Mobile technology use by docs on the rise
Clinicians are rapidly adopting mobile health technology into patient care, according to a new survey unveiled this week at the mHealth Summit in Washington, D.C., by the Healthcare Information and Management Systems Society.
Among findings of the 2nd Annual HIMSS Mobile Technology Survey, clinicians using mobile technology to collect data at the bedside rose to 45 percent, up from 30 percent last year. Additionally, clinicians using mobile technology to monitor medical-device data increased to 34 percent from 27 percent. Those using bar code readers on mobile devices rose to 38 percent from 23 percent.
Other findings included:
- Professionals using mobile devices to capture visual representations of patient data increased to 27 percent from 13 percent.
- Providers allowing patients to access medical information on a mobile device rose to 36 percent from 32 percent, although only 13 percent had developed a specific app for patient use and only 5 percent had created an app marketplace.
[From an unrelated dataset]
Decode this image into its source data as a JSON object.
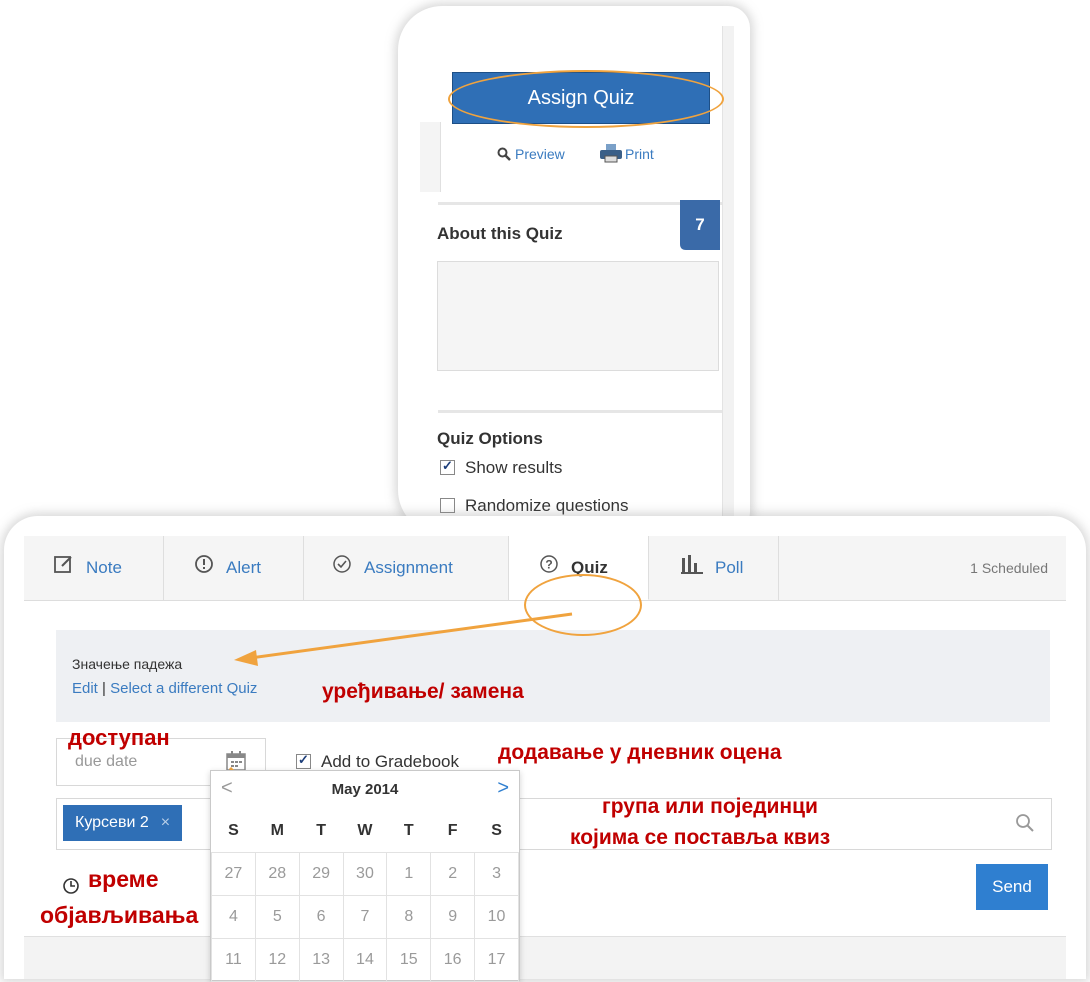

- Respondents said mobile technology was most likely to benefit patient care in pharmacy management of facilitating care across the healthcare continuum.
- One-fourth said all data captured by mobile devices is integrated directly into their organization's electronic health record.
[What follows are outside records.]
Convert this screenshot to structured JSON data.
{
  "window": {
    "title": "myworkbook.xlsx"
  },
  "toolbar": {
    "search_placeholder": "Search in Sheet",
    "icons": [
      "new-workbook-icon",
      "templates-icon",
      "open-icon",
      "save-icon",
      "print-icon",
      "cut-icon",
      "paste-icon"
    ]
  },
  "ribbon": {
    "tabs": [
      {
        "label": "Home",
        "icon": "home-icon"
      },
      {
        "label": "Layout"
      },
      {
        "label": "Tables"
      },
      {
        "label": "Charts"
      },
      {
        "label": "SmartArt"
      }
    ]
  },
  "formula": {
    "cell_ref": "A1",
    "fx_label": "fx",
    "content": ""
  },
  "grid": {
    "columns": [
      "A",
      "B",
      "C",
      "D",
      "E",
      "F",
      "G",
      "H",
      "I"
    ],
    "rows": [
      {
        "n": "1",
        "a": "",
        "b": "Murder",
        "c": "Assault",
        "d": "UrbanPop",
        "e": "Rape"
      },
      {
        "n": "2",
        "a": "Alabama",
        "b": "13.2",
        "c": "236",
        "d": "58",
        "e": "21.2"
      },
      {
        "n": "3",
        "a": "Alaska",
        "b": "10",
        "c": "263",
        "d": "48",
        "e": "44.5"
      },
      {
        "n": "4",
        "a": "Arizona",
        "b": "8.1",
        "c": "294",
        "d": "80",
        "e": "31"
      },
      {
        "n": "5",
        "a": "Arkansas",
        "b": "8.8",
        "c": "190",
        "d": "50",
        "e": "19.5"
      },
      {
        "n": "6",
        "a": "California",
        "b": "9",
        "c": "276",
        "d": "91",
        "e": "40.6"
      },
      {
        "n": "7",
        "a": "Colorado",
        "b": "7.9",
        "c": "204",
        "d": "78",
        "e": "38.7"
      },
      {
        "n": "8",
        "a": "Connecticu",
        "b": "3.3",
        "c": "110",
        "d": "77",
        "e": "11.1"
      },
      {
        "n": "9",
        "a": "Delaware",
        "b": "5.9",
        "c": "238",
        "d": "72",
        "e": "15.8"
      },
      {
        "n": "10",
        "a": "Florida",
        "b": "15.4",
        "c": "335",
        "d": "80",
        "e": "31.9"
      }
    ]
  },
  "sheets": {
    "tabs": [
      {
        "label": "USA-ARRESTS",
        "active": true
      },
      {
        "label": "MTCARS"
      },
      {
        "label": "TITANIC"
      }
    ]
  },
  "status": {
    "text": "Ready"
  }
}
- Half of clinicians responding said they will use more mobile medical apps in the next year.
- Three-quarters of organizations surveyed said they will use more mobile devices in the future, especially tablet computers.
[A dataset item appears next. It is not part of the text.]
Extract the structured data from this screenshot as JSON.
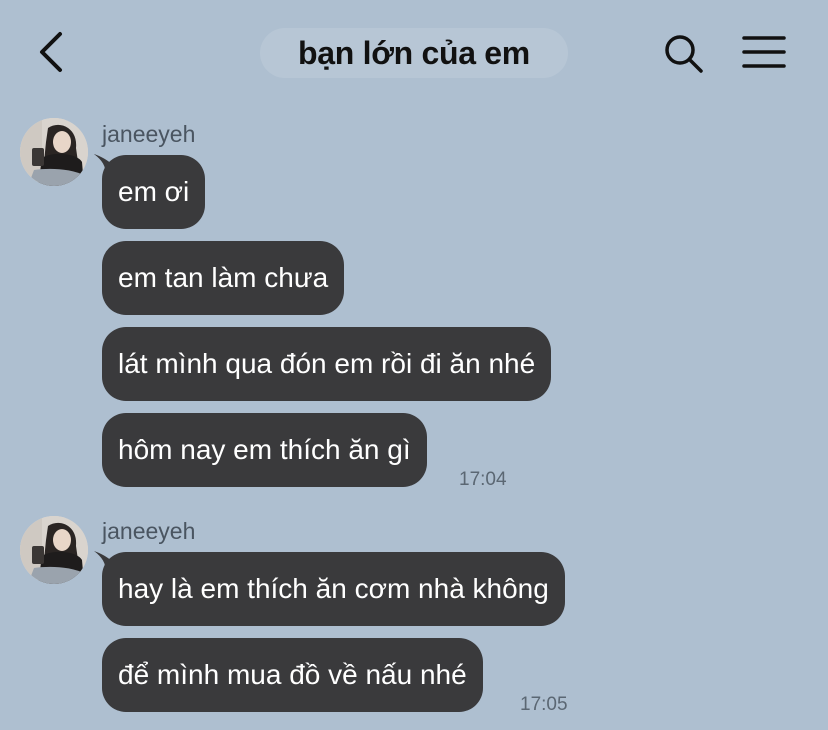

Primary challenges included inadequate funding for procuring mobile devices and the security of patient data accessed on mobile devices.
Meanwhile, a separate survey by Menlo Park, Calif.-based Spyglass Consulting Group found that nurses are using personal smartphones on the job, particularly to fill "critical communication gaps" with hospital-provided information technology. The survey highlighted major issues for hospital IT staff, who worried about a "significant security threat" to patient health information, Gregg Malkary, Spyglass's managing director, said in a statement.
Among the hospitals responding to the survey, 69 percent said nurses were using their personal smartphones on the job, including for clinical communications.
"Supporting nursing 'Bring Your Own Device' initiatives would require hospital IT to define comprehensive mobile governance strategies and to deploy enterprise-class tools to centrally monitor, manage and protect mobile devices, apps and data," Malkary said.
The Spyglass survey also found that first-generation tablet computers were "not the right device to support bedside nursing," with specific issues for the Apple iPad's durability, infection control, limited data entry and lack of native applications. Nurses also were dissatisfied with the quality and reliability of their facilities' wireless networks.